Always goes the extra mile for students.
Encourages open-minded and thoughtful discussions.
Inspires curiosity and a love for knowledge.
A role model for academic excellence.
Dr. Penny Moss is a Senior Lecturer in the Curtin School of Allied Health within the Faculty of Health Sciences at Curtin University, Perth, where she serves as Director of Learning and Teaching. She qualified as a physiotherapist at Brunel University, London, in 1998 after working as a teacher for ten years. Following two years in a UK NHS hospital, she emigrated to Perth and spent six years at Royal Perth Hospital focusing on neurological rehabilitation, musculoskeletal outpatients, burns, and medical cases. Moss completed her Master of Manipulative Therapy at Curtin University in 2004, during which she began part-time employment at the School of Physiotherapy as a research assistant and lecturer in professional practice and manual therapy units.
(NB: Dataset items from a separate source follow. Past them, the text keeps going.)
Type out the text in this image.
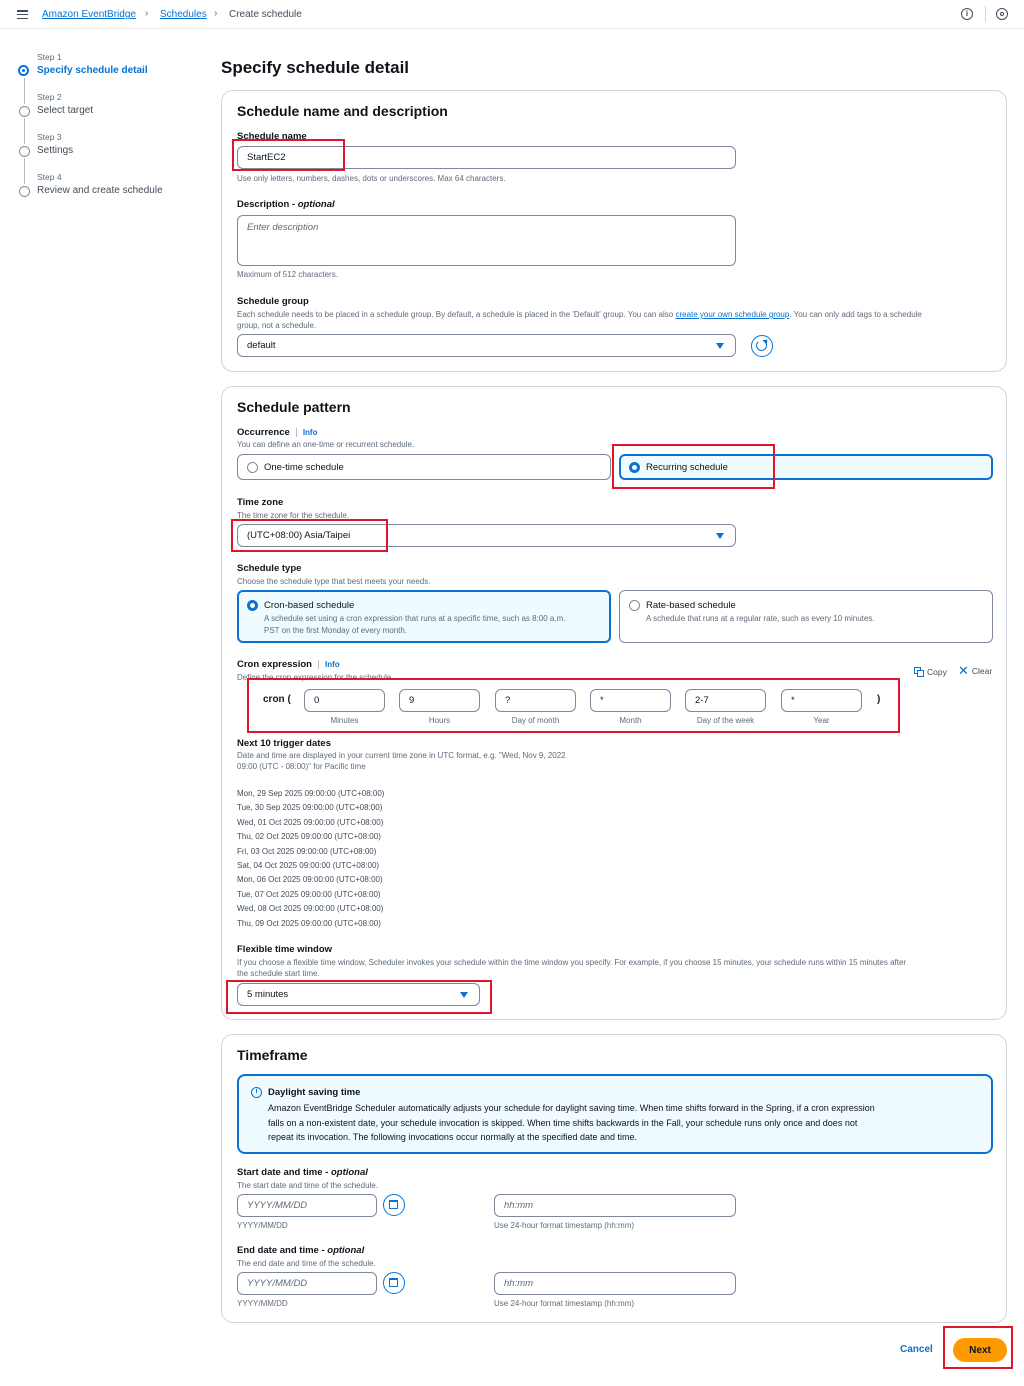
Amazon EventBridge › Schedules › Create schedule	i
Step 1
Specify schedule detail
Step 2
Select target
Step 3
Settings
Step 4
Review and create schedule
Specify schedule detail
Schedule name and description
Schedule name
StartEC2
Use only letters, numbers, dashes, dots or underscores. Max 64 characters.
Description - optional
Enter description
Maximum of 512 characters.
Schedule group
Each schedule needs to be placed in a schedule group. By default, a schedule is placed in the 'Default' group. You can also create your own schedule group. You can only add tags to a schedule
group, not a schedule.
default
Schedule pattern
Occurrence Info
You can define an one-time or recurrent schedule.
One-time schedule	Recurring schedule
Time zone
The time zone for the schedule.
(UTC+08:00) Asia/Taipei
Schedule type
Choose the schedule type that best meets your needs.
Cron-based schedule
A schedule set using a cron expression that runs at a specific time, such as 8:00 a.m.
PST on the first Monday of every month.
Rate-based schedule
A schedule that runs at a regular rate, such as every 10 minutes.
Cron expression Info
Define the cron expression for the schedule.
Copy ✕ Clear
cron ( 0
Minutes
9
Hours
?
Day of month
*
Month
2-7
Day of the week
*
Year
)
Next 10 trigger dates
Date and time are displayed in your current time zone in UTC format, e.g. "Wed, Nov 9, 2022
09:00 (UTC - 08:00)" for Pacific time
Mon, 29 Sep 2025 09:00:00 (UTC+08:00)
Tue, 30 Sep 2025 09:00:00 (UTC+08:00)
Wed, 01 Oct 2025 09:00:00 (UTC+08:00)
Thu, 02 Oct 2025 09:00:00 (UTC+08:00)
Fri, 03 Oct 2025 09:00:00 (UTC+08:00)
Sat, 04 Oct 2025 09:00:00 (UTC+08:00)
Mon, 06 Oct 2025 09:00:00 (UTC+08:00)
Tue, 07 Oct 2025 09:00:00 (UTC+08:00)
Wed, 08 Oct 2025 09:00:00 (UTC+08:00)
Thu, 09 Oct 2025 09:00:00 (UTC+08:00)
Flexible time window
If you choose a flexible time window, Scheduler invokes your schedule within the time window you specify. For example, if you choose 15 minutes, your schedule runs within 15 minutes after
the schedule start time.
5 minutes
Timeframe
i	Daylight saving time
Amazon EventBridge Scheduler automatically adjusts your schedule for daylight saving time. When time shifts forward in the Spring, if a cron expression
falls on a non-existent date, your schedule invocation is skipped. When time shifts backwards in the Fall, your schedule runs only once and does not
repeat its invocation. The following invocations occur normally at the specified date and time.
Start date and time - optional
The start date and time of the schedule.
YYYY/MM/DD	hh:mm
YYYY/MM/DD	Use 24-hour format timestamp (hh:mm)
End date and time - optional
The end date and time of the schedule.
YYYY/MM/DD	hh:mm
YYYY/MM/DD	Use 24-hour format timestamp (hh:mm)
Cancel	Next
She commenced PhD candidature in 2006 investigating mechanisms underlying manual therapy and was appointed full-time Lecturer in Physiotherapy in 2010, progressing to Senior Lecturer.
Her research interests center on pain science, including endogenous pain modulation, hyperalgesia in knee osteoarthritis, conditioned pain modulation, manipulation-induced analgesia, exercise-induced hypoalgesia, simulation-based physiotherapy education, and transdermal drug delivery. Key publications include 'The initial effects of knee joint mobilization on osteoarthritic hyperalgesia' (2007), 'Subjects with Knee Osteoarthritis Exhibit Widespread Hyperalgesia to Pressure and Cold' (2016), 'Patients With Knee Osteoarthritis Who Score Highly on the PainDETECT Questionnaire Present With Multi-modality Hyperalgesia, Increased Pain and Impaired Physical Function' (2018), and 'The influence of a full-time, immersive simulation-based clinical placement on physiotherapy student confidence and competence' (2018). With 820 citations across 32 publications, her work has advanced understanding of chronic pain mechanisms. Moss co-led the national Physiotherapy National Clinical Simulation Program, earning a 2016 Australian Awards for University Teaching citation, and was part of the team winning the 2008 WA Inventor of the Year Award for a chronic pain invention. She received a Curtin Student Guild Excellence in Teaching Award for the Faculty of Health Sciences and serves on the Curtin Academic Board from 2024 to 2026. Her teaching emphasizes manual therapy skills, pain concepts, and interprofessional learning.